Sunday, September 24, 2017

Sunday Rerun: Wooden You Just Know It


If you read the novella "The Shawshank Redemption" by Stephen King, you remember the part where Red Redding (Morgan Freeman in the movie) follows clues to the location of a certain tree, which was described to him by his old prison sidekick Andy DuFresne (Tim Robbins).  Andy had told Red that the tree was where he had proposed to his wife (and we know how she ended up!) Red finds the tree, digs up a letter and bus money to get to Mexico and things turn out nicely for everyone but the warden.


In the original story, the tree was located in Buxton, Maine, but when they made the movie, they found a tree in Mansfield, Ohio, and I can't tell Maine from Ohio anyway.  It's only 810 miles away! So the tree you see in the movie was in Ohio, and that's the only place you'll see that white oak anymore, beside your imagination, because it's down. Five years ago, a lightning strike weakened it, and last week, high winds finished it off.


Jodie Snavely with the Mansfield & Richland County Convention and Visitors Bureau (a branch office, I suppose...) says, "It's a sad day for Shawshank fans." I was surprised to read that the tree and the field where it sat became an international tourist destination.

People even Tweeted their Twitter (and you should try that soon!) to hope that something good will be made of the wood.
My suggestion would be to go out on a limb and make a life-size statue of Rita Hayworth.

"I have had a chance to see the tree and if it's a stump left, I'm sure people will still come see it because hope is a good thing, and a good thing never dies," Snavely says.

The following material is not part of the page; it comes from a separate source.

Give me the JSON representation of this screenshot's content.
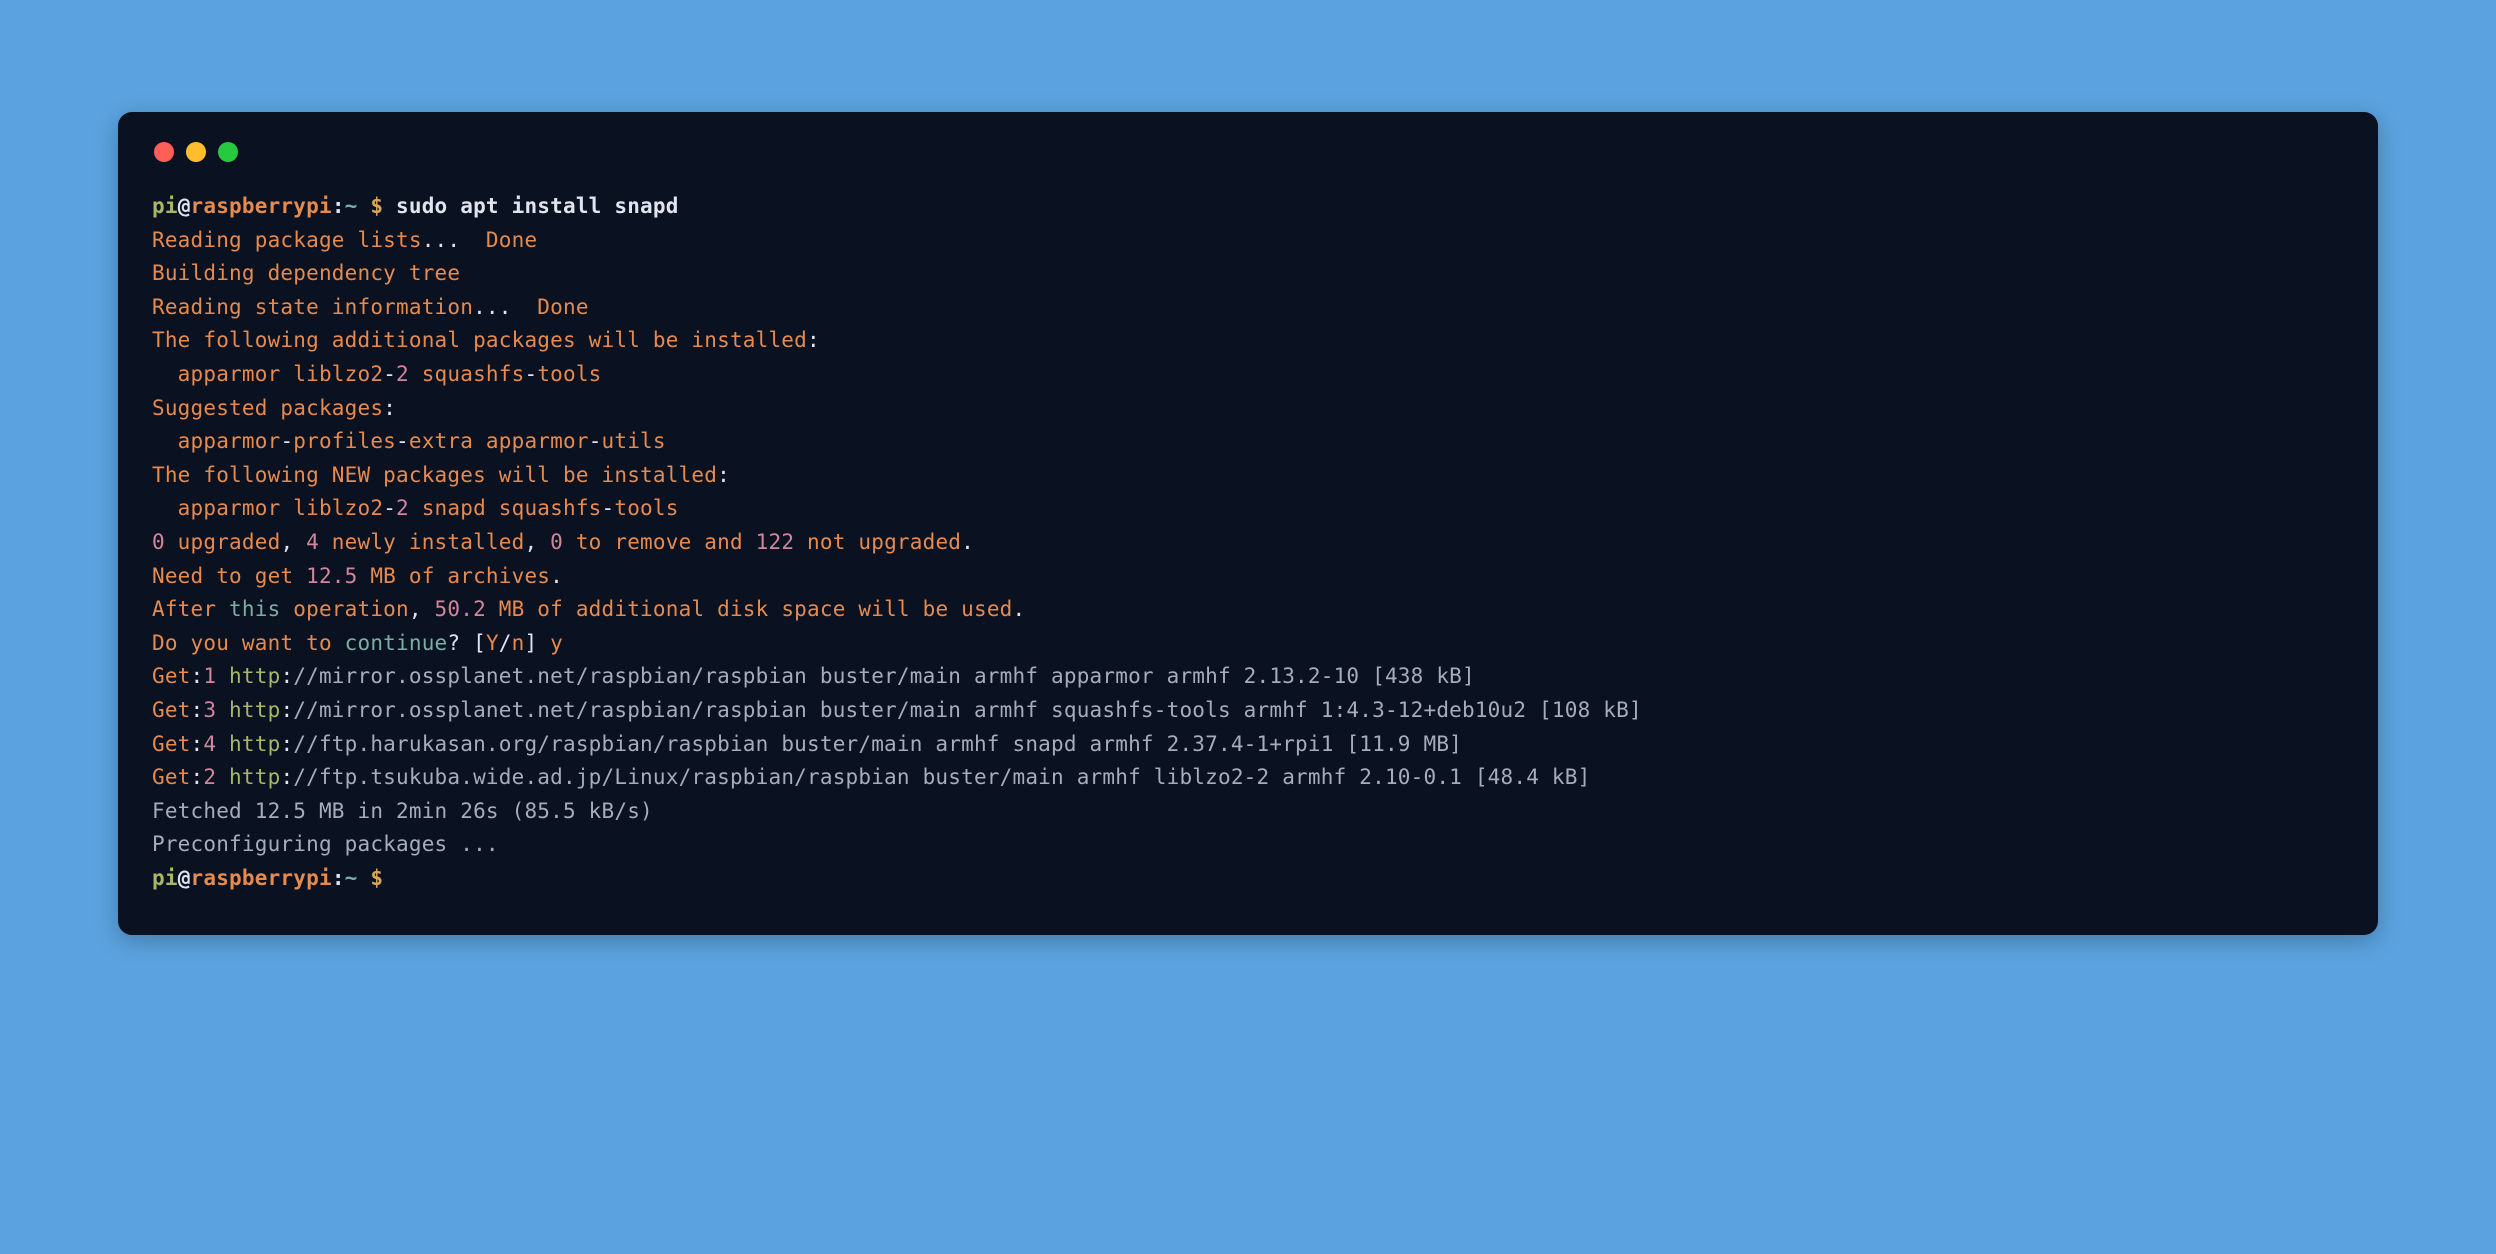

In Maryland, the venerable old white oak tree called the Wye Oak down in Talbot County was really down in Talbot County after a thunderstorm in 2002. It was the largest such tree in America and was 460 years old.  I'm not saying it was old, but Dick Van Dyke was there when they planted it!

Now it's a desk in the governor's office in Annapolis, where politicians never know when to leave, and can't cedar forest for the trees. I don't have any more tree puns, so I guess I willow you one.